The International Monetary Fund has projected a more resilient economic outlook for Ghana in 2026, following the completion of the fifth review under the IMF’s Extended Credit Facility (ECF) arrangement on December 17, 2025.

The review unlocked approximately US$385 million in disbursements, bringing Ghana’s total disbursements under the arrangement to about US$2.8 billion.

The IMF Executive Board described Ghana’s performance under the programme as broadly satisfactory, citing progress in macroeconomic stabilisation, debt restructuring, and external sector resilience despite earlier policy slippages.

According to IMF projections, growth in 2026 is projected at 4.8 percent, building on stronger than anticipated performance in the first half of 2025. Growth was underpinned by strong services activity and agricultural output, while the external sector improved noticeably on robust exports, particularly gold and cocoa.

A major milestone is that inflation has returned to single digits for the first time since 2021, now within the Bank of Ghana’s target range.
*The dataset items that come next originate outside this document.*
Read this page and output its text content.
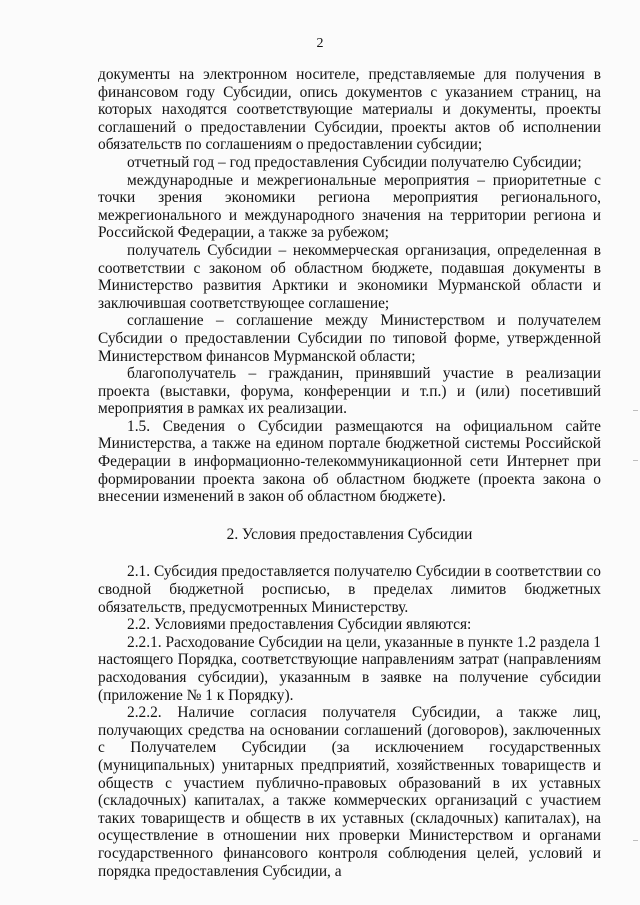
2

документы на электронном носителе, представляемые для получения в финансовом году Субсидии, опись документов с указанием страниц, на которых находятся соответствующие материалы и документы, проекты соглашений о предоставлении Субсидии, проекты актов об исполнении обязательств по соглашениям о предоставлении субсидии;

отчетный год – год предоставления Субсидии получателю Субсидии;

международные и межрегиональные мероприятия – приоритетные с точки зрения экономики региона мероприятия регионального, межрегионального и международного значения на территории региона и Российской Федерации, а также за рубежом;

получатель Субсидии – некоммерческая организация, определенная в соответствии с законом об областном бюджете, подавшая документы в Министерство развития Арктики и экономики Мурманской области и заключившая соответствующее соглашение;

соглашение – соглашение между Министерством и получателем Субсидии о предоставлении Субсидии по типовой форме, утвержденной Министерством финансов Мурманской области;

благополучатель – гражданин, принявший участие в реализации проекта (выставки, форума, конференции и т.п.) и (или) посетивший мероприятия в рамках их реализации.

1.5. Сведения о Субсидии размещаются на официальном сайте Министерства, а также на едином портале бюджетной системы Российской Федерации в информационно-телекоммуникационной сети Интернет при формировании проекта закона об областном бюджете (проекта закона о внесении изменений в закон об областном бюджете).

2. Условия предоставления Субсидии

2.1. Субсидия предоставляется получателю Субсидии в соответствии со сводной бюджетной росписью, в пределах лимитов бюджетных обязательств, предусмотренных Министерству.

2.2. Условиями предоставления Субсидии являются:

2.2.1. Расходование Субсидии на цели, указанные в пункте 1.2 раздела 1 настоящего Порядка, соответствующие направлениям затрат (направлениям расходования субсидии), указанным в заявке на получение субсидии (приложение № 1 к Порядку).

2.2.2. Наличие согласия получателя Субсидии, а также лиц, получающих средства на основании соглашений (договоров), заключенных с Получателем Субсидии (за исключением государственных (муниципальных) унитарных предприятий, хозяйственных товариществ и обществ с участием публично-правовых образований в их уставных (складочных) капиталах, а также коммерческих организаций с участием таких товариществ и обществ в их уставных (складочных) капиталах), на осуществление в отношении них проверки Министерством и органами государственного финансового контроля соблюдения целей, условий и порядка предоставления Субсидии, а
IMF Deputy Managing Director Bo Li stated, “The Bank of Ghana has successfully brought inflation within its target range and rebuilt international reserve buffers, while cautiously easing the monetary policy stance”.

The Fund cautioned that further institutional reforms remain essential. “Looking ahead, strengthening central bank independence, discontinuing quasi fiscal activities, and deepening foreign exchange markets, while reducing the Bank of Ghana’s footprint, remain priorities,” Li added.

On the fiscal front, the primary balance for the first eight months of 2025 posted a surplus of 1.1 percent of Gross Domestic Product (GDP), on track to achieve the 1.5 percent of GDP target by year end. The authorities are committed to adopting a 2026 budget targeting a 1.5 percent of GDP primary surplus on a commitment basis, in line with the recently adopted Fiscal Responsibility Framework.

All quantitative performance criteria and indicative targets for the fifth review were met. Finance Minister Cassiel Ato Forson described the IMF Executive Board decision as another major milestone in Ghana’s economic recovery journey, representing a clear vote of confidence in government’s reform agenda.

However, vulnerabilities persist in the financial sector. Li acknowledged progress in bank recapitalisation efforts but warned, “It is critical to strengthen governance in state owned banks, fully leverage the bank resolution framework, develop contingency plans for banks that fail to recapitalise, ensure cost effective resolution of legacy issues, and implement robust supervisory strategies.”

International reserves accumulation continues to exceed ECF supported programme targets, while the cedi appreciated markedly in the first half of the year. Provisional central bank data suggest reserves could exceed 13 billion dollars by end 2025.

The comprehensive debt restructuring is progressing well. Following the signing of a Memorandum of Understanding with the Official Creditor Committee under the G20 Common Framework, bilateral agreements have been concluded with five countries.

The IMF emphasised that continued reform implementation will be critical. The authorities are committed to strengthening governance and public sector efficiency, with efforts to improve transparency and oversight needing to continue, particularly in the management of State Owned Enterprises (SOEs) in the gold, cocoa, and energy sectors.